O tym, że mamy jesień przypomniał mi dopiero zimny wiatr i spadający z drzewa kasztan, którym idąc na uczelnie dostałem w głowę. Powiadam Wam – uczucie dalekie od przyjemności.

Razem z kolejną porą roku pojawiają się wyprzedaże, oraz nowe kolekcje. Wiadomo – wyglądać jakoś trzeba, więc wizyta w sklepie jest nieunikniona. I nie żebym nie lubił robić zakupów. W tym roku wkurza mnie tylko pewna, aż nadto widoczna, moda. Chodzi mianowicie o paski. Pionowe by być dokładnym. Nie wiem skąd to się wzięło, ale w tym roku, kupić ubranie inne niż w pionowe pasy to nie lada problem.

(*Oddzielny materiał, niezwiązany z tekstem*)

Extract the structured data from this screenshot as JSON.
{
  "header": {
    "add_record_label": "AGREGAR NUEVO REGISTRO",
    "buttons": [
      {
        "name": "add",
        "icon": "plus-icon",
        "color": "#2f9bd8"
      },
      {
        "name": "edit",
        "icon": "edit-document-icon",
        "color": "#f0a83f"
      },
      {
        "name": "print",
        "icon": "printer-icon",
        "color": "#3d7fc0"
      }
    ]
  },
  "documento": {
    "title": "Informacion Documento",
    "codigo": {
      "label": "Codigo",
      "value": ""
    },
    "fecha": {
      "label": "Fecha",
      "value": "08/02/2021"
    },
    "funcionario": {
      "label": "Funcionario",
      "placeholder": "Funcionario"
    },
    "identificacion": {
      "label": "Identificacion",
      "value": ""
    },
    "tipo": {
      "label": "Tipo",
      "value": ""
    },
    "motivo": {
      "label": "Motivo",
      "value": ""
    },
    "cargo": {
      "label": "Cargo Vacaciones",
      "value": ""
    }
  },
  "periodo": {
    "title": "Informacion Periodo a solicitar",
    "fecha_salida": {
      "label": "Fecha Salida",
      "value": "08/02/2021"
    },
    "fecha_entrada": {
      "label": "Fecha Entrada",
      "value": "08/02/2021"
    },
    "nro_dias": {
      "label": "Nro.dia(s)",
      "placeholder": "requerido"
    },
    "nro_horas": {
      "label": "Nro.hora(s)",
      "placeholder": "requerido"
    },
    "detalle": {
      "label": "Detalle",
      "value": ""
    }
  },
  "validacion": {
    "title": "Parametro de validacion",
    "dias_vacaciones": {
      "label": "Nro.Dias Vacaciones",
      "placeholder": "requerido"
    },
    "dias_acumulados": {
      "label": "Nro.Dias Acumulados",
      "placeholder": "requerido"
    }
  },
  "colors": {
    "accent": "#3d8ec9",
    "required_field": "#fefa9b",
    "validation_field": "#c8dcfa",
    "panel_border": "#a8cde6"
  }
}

Teraz już rozumiem, co czują dwie kobiety, które przypadkowo ubrały się tak samo. Ciekawe jak czułoby się ich 20, wyglądających prawie identycznie? Najgorsze jest jednak to, że odwiedzanie kolejnych sklepów nie wiele zmienia. Jedynie kolory bywają różne, bo paski nadal są na swoim miejscu. Swetry, polówki, koszule – wszystko takie samo. Będąc pewnego razu na zakupach, załamałem się widząc całą gamę skarpetek… oczywiście w paski! Jakaś zmowa, czy co?

Rozpisałem się na temat ubrań, więc pozwolę sobie na delikatne przejście dalej. Delikatne, bo nadal zahaczam o temat ubioru. Polecam, bowiem wybrać się do kina na film „Diabeł ubiera się u Prady”. Jest to jedna z lepszych pozycji, jakie ostatnio pojawiły się na dużym ekranie. Do tego komedia i to całkiem smaczna. Można się pośmiać, a przy okazji popatrzeć na ciuchy takich marek jak Calvin Klein, Dolce & Gabbana, Luis Vuitton, czy Dior, że wymienię tylko te najbardziej znane.

Film bardzo dobrze pokazuje otoczkę wielkiego biznesu, jakim jest świat mody. Od jednego gestu Mirandy Priestley – demonicznej szefowej magazynu, Runway – zależy los wielu projektantów. W tej roli wystąpiła świetna Meryl Streep, której partneruje młodziutka Anne Hathaway (Andrea). Zakulisowe gry, oraz bezwzględność branży zostały pokazane naprawdę doskonale. Szkoda, tylko, że ostatnia scena nie trzyma poziomu całości. Warto jeszcze zaznaczyć, że „Diabeł ubiera się u Prady” to film wzorowany na prawdziwej historii. Pierwowzorem Mirandy jest, bowiem Anna Wintour. Słynna naczelna „Vogue”, która tak jak jej filmowa odpowiedniczka, jest „żywą legendą”, od której zdania zależy los wielu projektantów. Andrea to z kolei Lauren Weinberger – autorka książki na podstawie, której powstał film.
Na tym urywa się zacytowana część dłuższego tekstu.